I have some more finishing sauce recipies somewhere.I'll have to find them.

Short One
03-07-2008, 08:05 PM
Glued, don't want to steal anyone's glory for the sauce, but it is good on pulled pork.

glued2it
03-07-2008, 08:14 PM
Open information is exactly that. I pulled a couple of recipies for finishing sauce out of my recipie folder that have been aquired from open information sources. Maybe some folks will like them.

I admire your ethics though:thumbs up:

I expect to see some pics!

Short One
03-07-2008, 08:29 PM
Will try to remember to snap a couple when I wrap if I don't forget.

peculiarmike
03-08-2008, 07:57 AM
Would that be a finishing sauce you have been known to eat on hamburgers? Comes from a "warmer clime"???
I wouldn't be a bit bashful about posting it. It's already out there for the world to see. Fair game, as it were.
I made a batch this past week. Gotta get some burgers on. :msn-wink:

Short One
03-08-2008, 08:01 PM
Here's a few shots of the butts I cooked last night.
1-2-3-are at wrapping
4-finished, super tender

glued2it
03-08-2008, 08:03 PM
Nice looking butt ya go there! :wow:

Short One
03-08-2008, 08:11 PM
Thanks Glued, it was one of those seat of the pants cooks. Got a late start didn't get them on til 6 p.m. Smoked them for 5 hrs., wrapped and in the oven at 11 p.m. and Rhonda shu off oven at 6 a.m.
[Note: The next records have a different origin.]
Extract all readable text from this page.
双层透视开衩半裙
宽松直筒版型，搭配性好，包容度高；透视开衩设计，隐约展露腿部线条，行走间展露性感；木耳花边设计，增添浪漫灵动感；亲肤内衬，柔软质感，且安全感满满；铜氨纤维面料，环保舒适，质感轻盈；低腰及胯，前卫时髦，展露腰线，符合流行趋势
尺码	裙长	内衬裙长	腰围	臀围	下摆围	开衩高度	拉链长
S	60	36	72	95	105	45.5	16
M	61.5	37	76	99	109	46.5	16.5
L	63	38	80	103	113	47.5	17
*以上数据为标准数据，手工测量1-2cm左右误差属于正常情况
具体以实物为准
Didn't stick a thermometer in them until around 7 this morning when I pulled them out of the oven to rest and they were both 200 degrees or a little hotter Pull a little of one to get last pick and the are super tender. Guess everyone gets lucky once in a while.

Bassman
03-08-2008, 10:08 PM
That looks great! I'm about due for another round of pulled pork :drooling:. Keith

TX Sandman
03-08-2008, 10:47 PM
Woo-hoo! Way to go!

JamesB
03-09-2008, 03:49 AM
Looks like good eats to me! Wish Ma n Pa a happy one from the Q Joint will ya?

James.

Short One
03-09-2008, 09:31 AM
Smokinmeat just left here with the food, 2 pulled butts, a gallon of modified Dutch's baked beans, 2 relish trays, and some finishing sauce. Hope there is something left for the supper tonight, he looked hungry when he left.


The reason Meat took our food is we have to run to the city and pick up the fixins for Tuesday's cook for work.


I see I'm "allowed to bring wood to the pit" be glad when someone takes the time to start showing me how to do "Q". My backs starting to get tired with all the cutting and splitting the wood.